Saturday, June 08, 2013

Color detection

Einstein got his Nobel for explaining the photoelectric effect (not for relativity). The photoelectric effect was a little bit of a puzzle. Put a cesium electrode in a vaccuum, and shine light on it. You get a small current flow to a nearby electrode. If you make the light more intense, proportionately more current flows. If you put a slightly negative relative voltage on the nearby electrode, you get a little less current, but it still flows until you reach a critical voltage. So far so good: electrons are getting knocked off with some maximum energy.

If you change the frequency of the light but keep the intensity the same, the current stays the same too--until the frequency drops too low, and then you don't get any current anymore. And if you check that voltage difference that stops the current, that rises and falls linearly with frequency. V ∝ (f-f_crit).

Einstein explained it: light comes in units, in which the energy is proportional to the frequency, and electrons are bound to atoms with well-defined energies. If the light particle has less energy than that binding energy, the electron stays put. If more, it kicks the electron loose, and gives it a little extra energy, up to as much as the whole leftover energy (usually less, though).

So if you don't know the photon energy you can figure it out from how much energy electrons get kicked out with. (provided the photon energy isn't too low)

It is kind of hard to see this effect in air, because the electrons collide with air molecules and lose energy. It would be even harder to see it in a solid, unless the solid layers were ultra-thin: say 50 nanometers or so. The more energetic electrons (from higher-frequency light: e.g. blue) travel farther through the thin layers than those from lower-frequency light (e.g. red). In the same way as with the traditional experiment, you can add a negative voltage to the deeper layers: the more energetic electrons will still get through but the lower energy (from red light) won't. Varying the voltage lets you determine what the energy was.
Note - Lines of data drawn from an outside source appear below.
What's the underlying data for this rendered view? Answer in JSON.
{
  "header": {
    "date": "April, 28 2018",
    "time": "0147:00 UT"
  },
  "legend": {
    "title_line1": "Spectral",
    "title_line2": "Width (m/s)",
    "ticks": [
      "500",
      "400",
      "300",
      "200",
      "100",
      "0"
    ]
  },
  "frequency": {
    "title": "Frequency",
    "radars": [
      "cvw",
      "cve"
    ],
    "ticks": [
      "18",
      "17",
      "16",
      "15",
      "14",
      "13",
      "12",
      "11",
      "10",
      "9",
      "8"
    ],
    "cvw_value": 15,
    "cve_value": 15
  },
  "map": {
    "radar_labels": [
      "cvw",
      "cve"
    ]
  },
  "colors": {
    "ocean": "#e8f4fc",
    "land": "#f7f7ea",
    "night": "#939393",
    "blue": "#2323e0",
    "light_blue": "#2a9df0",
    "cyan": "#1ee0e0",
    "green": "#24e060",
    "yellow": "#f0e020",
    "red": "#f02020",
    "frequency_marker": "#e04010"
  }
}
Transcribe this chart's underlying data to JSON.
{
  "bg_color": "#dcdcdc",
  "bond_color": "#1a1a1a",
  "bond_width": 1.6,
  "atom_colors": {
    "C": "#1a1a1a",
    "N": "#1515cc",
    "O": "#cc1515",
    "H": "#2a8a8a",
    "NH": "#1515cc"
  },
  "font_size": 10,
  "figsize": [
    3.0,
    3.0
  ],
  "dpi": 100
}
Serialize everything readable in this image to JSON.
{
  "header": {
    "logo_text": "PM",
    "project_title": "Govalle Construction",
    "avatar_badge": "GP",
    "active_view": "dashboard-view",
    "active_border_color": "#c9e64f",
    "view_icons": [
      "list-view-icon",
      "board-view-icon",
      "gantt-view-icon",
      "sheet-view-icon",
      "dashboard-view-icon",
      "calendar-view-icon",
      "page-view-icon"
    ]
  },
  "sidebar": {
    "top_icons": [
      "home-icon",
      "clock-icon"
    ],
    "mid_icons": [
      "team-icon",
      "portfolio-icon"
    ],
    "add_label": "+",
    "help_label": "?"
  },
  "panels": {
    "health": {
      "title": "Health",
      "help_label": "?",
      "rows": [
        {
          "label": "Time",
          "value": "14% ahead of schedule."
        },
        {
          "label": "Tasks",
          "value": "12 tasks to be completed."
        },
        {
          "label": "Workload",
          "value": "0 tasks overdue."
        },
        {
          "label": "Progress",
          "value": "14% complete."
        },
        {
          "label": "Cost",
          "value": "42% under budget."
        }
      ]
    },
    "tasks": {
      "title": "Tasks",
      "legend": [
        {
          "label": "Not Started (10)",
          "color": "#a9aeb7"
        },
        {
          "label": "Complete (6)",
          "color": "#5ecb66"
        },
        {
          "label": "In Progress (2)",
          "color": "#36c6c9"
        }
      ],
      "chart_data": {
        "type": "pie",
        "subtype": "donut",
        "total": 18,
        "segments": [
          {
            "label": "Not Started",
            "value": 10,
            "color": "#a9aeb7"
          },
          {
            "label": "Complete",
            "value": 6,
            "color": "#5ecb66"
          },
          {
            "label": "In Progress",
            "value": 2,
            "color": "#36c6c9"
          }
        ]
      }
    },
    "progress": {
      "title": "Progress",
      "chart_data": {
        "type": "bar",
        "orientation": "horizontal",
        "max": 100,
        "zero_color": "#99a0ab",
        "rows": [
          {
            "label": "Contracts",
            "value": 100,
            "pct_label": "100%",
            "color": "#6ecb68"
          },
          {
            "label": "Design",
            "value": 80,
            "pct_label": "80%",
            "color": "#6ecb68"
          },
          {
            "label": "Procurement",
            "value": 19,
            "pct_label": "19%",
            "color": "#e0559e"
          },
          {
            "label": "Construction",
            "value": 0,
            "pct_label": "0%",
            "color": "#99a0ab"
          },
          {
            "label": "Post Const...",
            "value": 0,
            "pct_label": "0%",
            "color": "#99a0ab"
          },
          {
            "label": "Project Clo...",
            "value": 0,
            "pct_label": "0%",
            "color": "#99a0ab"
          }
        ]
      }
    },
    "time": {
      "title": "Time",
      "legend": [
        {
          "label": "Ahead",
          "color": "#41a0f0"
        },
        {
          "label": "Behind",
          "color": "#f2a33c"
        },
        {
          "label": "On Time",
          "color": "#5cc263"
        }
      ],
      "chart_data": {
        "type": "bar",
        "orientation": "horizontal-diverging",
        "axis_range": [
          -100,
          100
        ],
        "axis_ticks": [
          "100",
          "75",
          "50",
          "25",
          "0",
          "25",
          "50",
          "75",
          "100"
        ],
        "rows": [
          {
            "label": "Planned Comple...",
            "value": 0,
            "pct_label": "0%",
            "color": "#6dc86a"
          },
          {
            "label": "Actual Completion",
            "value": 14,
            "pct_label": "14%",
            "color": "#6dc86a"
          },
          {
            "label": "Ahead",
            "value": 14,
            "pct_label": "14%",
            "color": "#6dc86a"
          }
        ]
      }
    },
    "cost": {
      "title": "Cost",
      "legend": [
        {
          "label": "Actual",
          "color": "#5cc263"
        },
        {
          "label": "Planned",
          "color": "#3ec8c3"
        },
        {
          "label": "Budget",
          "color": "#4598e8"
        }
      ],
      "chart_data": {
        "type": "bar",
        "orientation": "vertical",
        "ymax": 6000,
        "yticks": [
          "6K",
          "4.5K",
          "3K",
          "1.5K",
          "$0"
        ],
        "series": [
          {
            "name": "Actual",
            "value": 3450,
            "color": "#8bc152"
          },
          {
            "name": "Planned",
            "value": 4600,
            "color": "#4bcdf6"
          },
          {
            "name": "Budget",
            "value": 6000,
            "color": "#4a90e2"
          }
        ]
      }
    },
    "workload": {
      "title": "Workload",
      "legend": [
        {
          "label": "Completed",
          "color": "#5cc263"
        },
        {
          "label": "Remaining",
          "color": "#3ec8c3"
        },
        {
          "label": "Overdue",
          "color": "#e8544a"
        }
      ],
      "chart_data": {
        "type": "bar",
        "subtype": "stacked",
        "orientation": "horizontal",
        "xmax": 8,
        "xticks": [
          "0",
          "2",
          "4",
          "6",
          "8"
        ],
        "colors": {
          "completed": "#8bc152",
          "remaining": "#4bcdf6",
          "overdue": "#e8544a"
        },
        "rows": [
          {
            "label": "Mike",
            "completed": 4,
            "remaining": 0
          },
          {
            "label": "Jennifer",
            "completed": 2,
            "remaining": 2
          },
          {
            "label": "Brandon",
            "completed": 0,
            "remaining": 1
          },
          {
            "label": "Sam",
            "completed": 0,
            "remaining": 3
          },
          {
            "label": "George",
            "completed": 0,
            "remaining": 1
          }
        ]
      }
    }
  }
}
So you can have solid-state frequency detection in a tiny (they estimate 100 nanometer square pixels are possible) device. If you use several readout layers you could get "instantaneous" estimates, which would be good for multi-frequency fiber devices.

The CPU of the machine you read this on uses layers that can be as thin as 0.5nm, so this looks doable. This falls in the category of "I should have thought of that," but I wasn't paying attention to how thin micro devices were getting.

3 comments:

Assistant Village Idiot said...

It never once occurred to me that "I should have thought of that."

james said...

Understanding high energy particle motion in matter has been my bread and butter, and this is an obvious application--in retrospect :-(

I guess genius is seeing the obvious first.

It won't be a crisp measurement, but it should be good enough.

Texan99 said...

That's just what I was going to say: in the whole rest of my life, I wasn't going to think of that. Good thing someone else is in charge of noodling over that kind of thing!